Altair-Next Genに参画するMarlan Space、Loft Orbital、Orbitworks、Mistral AI、BlackSky、MaiaSpaceの役割
Altair-Next Genに参画する企業と各社の役割 ©Space Connect

Marlan Space、Loft Orbitalが計画を主導、Orbitworksが衛星を製造

計画全体を主導するのは、Marlan SpaceとLoft Orbitalである。両社が設立したOrbitworksが、衛星の製造や運用を担う。

Marlan Spaceは、UAEを拠点に宇宙関連企業への投資や事業運営を行う企業である。Loft Orbitalとともに企業連合を主導し、UAE側の資本や事業基盤を計画へ結び付ける。

米仏に拠点を置くLoft Orbitalは、顧客の観測装置やソフトウェアを衛星へ搭載し、打ち上げの準備から軌道上での運用までを一括して提供する企業である。これまでに100基を超える搭載機器と20件のAIミッションを軌道上で運用。NASAジェット推進研究所(JPL)との実証では、衛星上で画像と言語を扱うAIを動かし、自然な言葉による指示に対応させた実績もある。

衛星の製造を担うOrbitworksは、Marlan SpaceとLoft Orbitalが2024年に設立した共同事業である。アブダビのKEZAD経済区にある専用施設で、衛星の組み立て、機器の統合、環境試験、打ち上げ準備を行う。

Mistral AI、BlackSky、MaiaSpaceが技術を提供

AI、光学観測、打ち上げの各分野では、Mistral AI、BlackSky、MaiaSpaceがそれぞれの技術やサービスを提供する。

フランスのMistral AIは、センサーの近くで動くAIモデルを提供する。観測内容の解析や自然な言葉による指示への対応を担い、AIアプリケーションストアのサービスにも利用される予定である。

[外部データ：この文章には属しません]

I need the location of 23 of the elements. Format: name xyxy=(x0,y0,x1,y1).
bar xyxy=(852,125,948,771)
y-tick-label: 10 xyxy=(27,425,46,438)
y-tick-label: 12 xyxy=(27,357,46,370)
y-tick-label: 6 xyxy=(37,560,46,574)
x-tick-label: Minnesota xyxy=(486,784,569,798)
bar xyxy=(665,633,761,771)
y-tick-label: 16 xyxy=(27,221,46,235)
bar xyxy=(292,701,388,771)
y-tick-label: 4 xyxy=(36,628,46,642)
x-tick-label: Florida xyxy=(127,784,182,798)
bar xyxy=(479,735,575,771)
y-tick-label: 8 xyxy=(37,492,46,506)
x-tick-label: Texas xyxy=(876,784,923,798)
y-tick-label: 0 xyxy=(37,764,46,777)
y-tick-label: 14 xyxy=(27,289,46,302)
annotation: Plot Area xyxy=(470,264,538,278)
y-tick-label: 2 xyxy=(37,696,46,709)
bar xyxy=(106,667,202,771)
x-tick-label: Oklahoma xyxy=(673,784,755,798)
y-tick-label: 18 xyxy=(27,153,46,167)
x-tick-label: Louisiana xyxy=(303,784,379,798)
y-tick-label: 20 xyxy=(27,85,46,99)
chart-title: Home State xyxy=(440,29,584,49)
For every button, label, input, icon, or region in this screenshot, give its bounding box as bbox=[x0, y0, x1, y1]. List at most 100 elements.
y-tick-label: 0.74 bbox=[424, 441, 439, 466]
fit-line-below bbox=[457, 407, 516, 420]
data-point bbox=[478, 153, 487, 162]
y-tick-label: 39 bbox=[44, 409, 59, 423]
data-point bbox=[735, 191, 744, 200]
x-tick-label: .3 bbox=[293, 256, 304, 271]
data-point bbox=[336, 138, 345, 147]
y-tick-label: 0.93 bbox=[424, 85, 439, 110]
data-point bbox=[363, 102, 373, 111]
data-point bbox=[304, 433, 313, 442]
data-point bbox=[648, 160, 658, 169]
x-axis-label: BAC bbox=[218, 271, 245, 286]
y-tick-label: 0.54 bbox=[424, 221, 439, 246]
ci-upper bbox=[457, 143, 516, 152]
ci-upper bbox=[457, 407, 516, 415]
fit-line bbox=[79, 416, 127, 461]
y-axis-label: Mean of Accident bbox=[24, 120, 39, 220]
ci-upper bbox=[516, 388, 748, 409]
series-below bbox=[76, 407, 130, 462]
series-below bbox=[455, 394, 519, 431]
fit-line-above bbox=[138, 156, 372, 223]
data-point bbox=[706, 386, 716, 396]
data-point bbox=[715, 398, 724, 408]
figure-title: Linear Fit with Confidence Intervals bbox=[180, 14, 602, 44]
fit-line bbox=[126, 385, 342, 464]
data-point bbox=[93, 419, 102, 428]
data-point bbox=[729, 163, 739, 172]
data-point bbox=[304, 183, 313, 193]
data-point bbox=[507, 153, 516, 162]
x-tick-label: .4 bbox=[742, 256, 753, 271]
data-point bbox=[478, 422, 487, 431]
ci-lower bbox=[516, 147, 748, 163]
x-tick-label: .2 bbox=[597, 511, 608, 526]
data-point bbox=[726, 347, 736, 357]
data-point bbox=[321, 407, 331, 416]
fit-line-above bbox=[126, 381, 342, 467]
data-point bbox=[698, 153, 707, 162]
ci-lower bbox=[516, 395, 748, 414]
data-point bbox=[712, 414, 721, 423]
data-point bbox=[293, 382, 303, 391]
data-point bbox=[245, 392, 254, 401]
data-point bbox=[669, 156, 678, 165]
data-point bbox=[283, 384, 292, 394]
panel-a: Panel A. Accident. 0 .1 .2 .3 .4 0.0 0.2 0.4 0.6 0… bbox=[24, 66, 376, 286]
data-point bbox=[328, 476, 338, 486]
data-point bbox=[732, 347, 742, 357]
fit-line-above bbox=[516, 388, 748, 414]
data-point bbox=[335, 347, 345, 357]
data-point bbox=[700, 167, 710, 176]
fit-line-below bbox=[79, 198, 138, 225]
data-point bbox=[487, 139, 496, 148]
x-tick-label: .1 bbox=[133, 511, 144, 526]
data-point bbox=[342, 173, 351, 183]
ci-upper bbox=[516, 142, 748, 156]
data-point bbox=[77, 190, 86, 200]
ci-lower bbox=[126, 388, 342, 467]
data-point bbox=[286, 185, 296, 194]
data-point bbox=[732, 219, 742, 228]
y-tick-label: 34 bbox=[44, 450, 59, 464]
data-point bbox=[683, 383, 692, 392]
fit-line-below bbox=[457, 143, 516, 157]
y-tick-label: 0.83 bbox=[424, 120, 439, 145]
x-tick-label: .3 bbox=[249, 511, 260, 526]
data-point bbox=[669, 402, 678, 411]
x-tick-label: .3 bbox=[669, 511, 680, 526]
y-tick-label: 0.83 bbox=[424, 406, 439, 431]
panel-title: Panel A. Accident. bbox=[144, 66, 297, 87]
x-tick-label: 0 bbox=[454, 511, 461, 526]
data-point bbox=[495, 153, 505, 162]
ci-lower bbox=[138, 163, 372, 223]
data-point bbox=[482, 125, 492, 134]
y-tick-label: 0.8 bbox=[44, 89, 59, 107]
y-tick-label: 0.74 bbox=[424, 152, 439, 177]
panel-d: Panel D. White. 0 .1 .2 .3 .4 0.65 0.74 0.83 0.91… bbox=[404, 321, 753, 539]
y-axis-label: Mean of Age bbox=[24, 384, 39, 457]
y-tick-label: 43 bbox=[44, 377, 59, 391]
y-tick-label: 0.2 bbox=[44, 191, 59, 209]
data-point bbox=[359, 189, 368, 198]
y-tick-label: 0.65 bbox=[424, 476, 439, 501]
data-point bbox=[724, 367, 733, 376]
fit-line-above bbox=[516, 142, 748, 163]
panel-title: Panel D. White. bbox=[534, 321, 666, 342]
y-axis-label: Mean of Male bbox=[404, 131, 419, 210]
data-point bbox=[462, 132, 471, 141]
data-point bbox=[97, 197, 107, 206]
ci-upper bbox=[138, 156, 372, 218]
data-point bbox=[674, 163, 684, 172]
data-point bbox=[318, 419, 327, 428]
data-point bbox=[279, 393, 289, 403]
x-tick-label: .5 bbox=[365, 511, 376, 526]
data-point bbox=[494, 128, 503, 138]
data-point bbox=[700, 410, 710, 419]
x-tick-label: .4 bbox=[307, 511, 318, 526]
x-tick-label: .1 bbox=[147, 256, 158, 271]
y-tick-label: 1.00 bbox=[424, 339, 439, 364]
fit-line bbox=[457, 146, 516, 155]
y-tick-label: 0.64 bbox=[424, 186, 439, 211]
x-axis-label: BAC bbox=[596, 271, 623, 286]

米国のBlackSkyは、高分解能の光学衛星を提供する。同社は低軌道の地球観測衛星と、撮影指示から解析までを扱う情報基盤を運用しており、Altair-Next Genでは光学観測を支える主要企業となる。

フランスのMaiaSpaceは、打ち上げサービスが商用化された段階で利用する優先打ち上げ事業者に選定された。初号機の打ち上げ手段とは分けて考える必要があり、MaiaSpaceによる打ち上げ時期や回数は今後の発表が焦点となる。

UAEは衛星サービスの買い手から売り手へ

Orbitworksは、Altair-Next Genについて、UAEを衛星サービスの「買い手」から「売り手」へ転換する計画と位置付けている。UAEで衛星を製造し、その衛星群から得られる情報を各国の政府や企業へ提供することで、海外向けの衛星サービスを生み出す構想である。

UAEにとって重要なのは、事業会社の所在地だけではなく、衛星の製造を国内で行うことである。製造設備に加え、技術者の技能や知的財産、部品の調達網を国内に蓄積し、UAEで生み出した衛星サービスを海外へ展開する狙いがある。

フランス側にも、専用会社を通じた事業運営、Mistral AIの活用、欧州の供給網、MaiaSpaceによる将来の打ち上げ需要といった効果が見込まれる。Altair-Next Genは、UAEの資本・製造力と、フランスを中心とする欧州の宇宙・AI技術を組み合わせる国際事業といえる。

軌道上AIは地球観測ビジネスをどう変えるのか

Altair-Next Genが示す変化は、衛星画像を販売する事業から、判断に使える情報を素早く提供する事業への移行である。

利用者が必要とするのは、必ずしも大容量の画像ではない。「どこで火災が起きたか」「どの船舶が通常と異なる動きをしたか」「設備に変化があるか」といった答えを短時間で受け取れれば、初動を早められる。

また、軌道上で必要なデータを選別することで、地上へ送るデータ量も抑えられる。限られた通信回線を、緊急性や重要度の高い情報に優先して使えることも、軌道上AIの利点である。

今後の焦点は、50機の整備時期、各衛星のセンサー構成、観測頻度、通知までの時間を実運用でどこまで実現できるかである。AIによる検知結果の精度や、政府・商用利用でのデータ管理も事業の信頼性を左右する。

さいごに

Altair-Next Genは、50機の衛星、軌道上AI、複数のセンサー、AIアプリケーションストアを一つの仕組みにまとめる計画である。10億ドルという投資規模に加え、アブダビでの量産、フランスのAI技術、欧米企業の衛星・打ち上げ技術を組み合わせる点にも特徴がある。

地球観測市場では、画像の細かさや撮影枚数に加え、観測から結果提供までの速さが競争軸になりつつある。2026年10月に予定される初号機の打ち上げは、UAEが衛星製造国として存在感を高められるか、軌道上AIが実際のサービスへ移るかを測る最初の機会となる。